The four Bowdoin students in the show learned about the Rockport exhibition through a visual arts department e-mail.

"I already had these works and thought 'Why not?' when the application was mentioned in the art department e-mail," Bassett said.

In fact, all four Bowdoin students submitted work that they had completed earlier in their college career. Wilcox's pieces in the exhibition are four of the eight images in his photograph series titled "Famous," which he completed last fall.

Gilbert has two pieces in the show, despite being abroad in Tasmania this semester.

"Two of my paintings were selected—'Anticipation' and 'Biette Farm'—both of which I painted during my landscape painting class with Jim Mullen last semester," Gilbert wrote in an e-mail to the Orient. "I completed both of them before I even thought about submitting work to the exhibition."

Bassett completed her selected work, an oil and chalk pastel drawing titled "Turkeytails," last summer during her time spent on Orrs Island.

"I drew the incidental, miniscule moments occurring on the trails," she said. "The turkey tails were less than a couple of inches across. Sometimes after I took a picture and started drawing, I forgot how small they were until I saw them again on the trail."

Lindauer has work being shown from her first, sophomore, and senior years. Among her selected works are a charcoal-on-plywood series from her sophomore year titled "Trailworkers," and a group of photobooth portrait monotype prints made during her first year.

"There is a good representation of pieces in different media—sculpture, metalwork, multimedia, oil and acrylic painting, charcoal and ink drawing, photography, and printmaking," said Lindauer.

The CMCA space lends itself to a wide array of media. A three-story building, it is currently showing an exhibition of work from elementary, middle, and high school students from Maine in its downstairs gallery, and a state fair and festival-themed exhibition titled "On and Off the Midway" in its top-floor gallery. "Next Generation IV" will be shown in the Main Gallery on the middle floor.

"The exhibition is really cool—the space is a really neat site, wood floors on the top floor and lots of natural light," said Bassett. "Very bright, classic space."

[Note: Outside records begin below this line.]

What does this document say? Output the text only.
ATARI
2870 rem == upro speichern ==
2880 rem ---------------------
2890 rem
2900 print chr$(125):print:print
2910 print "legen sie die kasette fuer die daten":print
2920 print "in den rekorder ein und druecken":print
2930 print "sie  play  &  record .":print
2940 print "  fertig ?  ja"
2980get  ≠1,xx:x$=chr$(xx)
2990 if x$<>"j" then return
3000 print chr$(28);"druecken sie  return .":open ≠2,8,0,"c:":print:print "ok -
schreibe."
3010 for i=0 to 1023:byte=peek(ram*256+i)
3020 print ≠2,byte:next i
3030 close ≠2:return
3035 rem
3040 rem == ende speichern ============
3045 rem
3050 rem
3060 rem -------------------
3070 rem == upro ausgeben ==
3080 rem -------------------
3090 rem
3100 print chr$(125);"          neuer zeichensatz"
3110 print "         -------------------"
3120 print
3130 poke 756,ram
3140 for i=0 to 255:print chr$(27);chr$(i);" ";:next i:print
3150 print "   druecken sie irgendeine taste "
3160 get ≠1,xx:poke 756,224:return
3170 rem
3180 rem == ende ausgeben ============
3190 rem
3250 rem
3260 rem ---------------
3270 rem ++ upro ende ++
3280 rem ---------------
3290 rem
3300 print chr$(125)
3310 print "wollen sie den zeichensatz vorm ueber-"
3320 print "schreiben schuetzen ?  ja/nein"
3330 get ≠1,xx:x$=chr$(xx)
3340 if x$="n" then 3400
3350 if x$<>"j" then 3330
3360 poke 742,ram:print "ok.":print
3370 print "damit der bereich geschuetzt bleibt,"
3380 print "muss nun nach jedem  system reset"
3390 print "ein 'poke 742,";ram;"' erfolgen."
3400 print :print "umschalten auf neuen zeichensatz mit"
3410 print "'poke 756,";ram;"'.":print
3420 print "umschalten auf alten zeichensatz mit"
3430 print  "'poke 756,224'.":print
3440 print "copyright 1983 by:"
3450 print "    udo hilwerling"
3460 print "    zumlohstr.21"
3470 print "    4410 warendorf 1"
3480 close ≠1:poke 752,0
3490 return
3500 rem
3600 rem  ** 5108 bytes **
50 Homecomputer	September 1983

For many students in the show, having art hung and shown by independent art directors is a new and valuable experience.

"I learned a lot from having to prepare for it, and even got yelled at by the director of the show for not giving her all the things she needed to hang my work," said Bassett. "But she knew it was my first show that I didn't hang myself, so she was very helpful in referring me to the hardware store down the street. It was definitely a learning experience."

The reception for the opening of Next Generation IV will be this Saturday, April 4, from 2-4 p.m. at the CMCA. The show will be exhibited until April 18.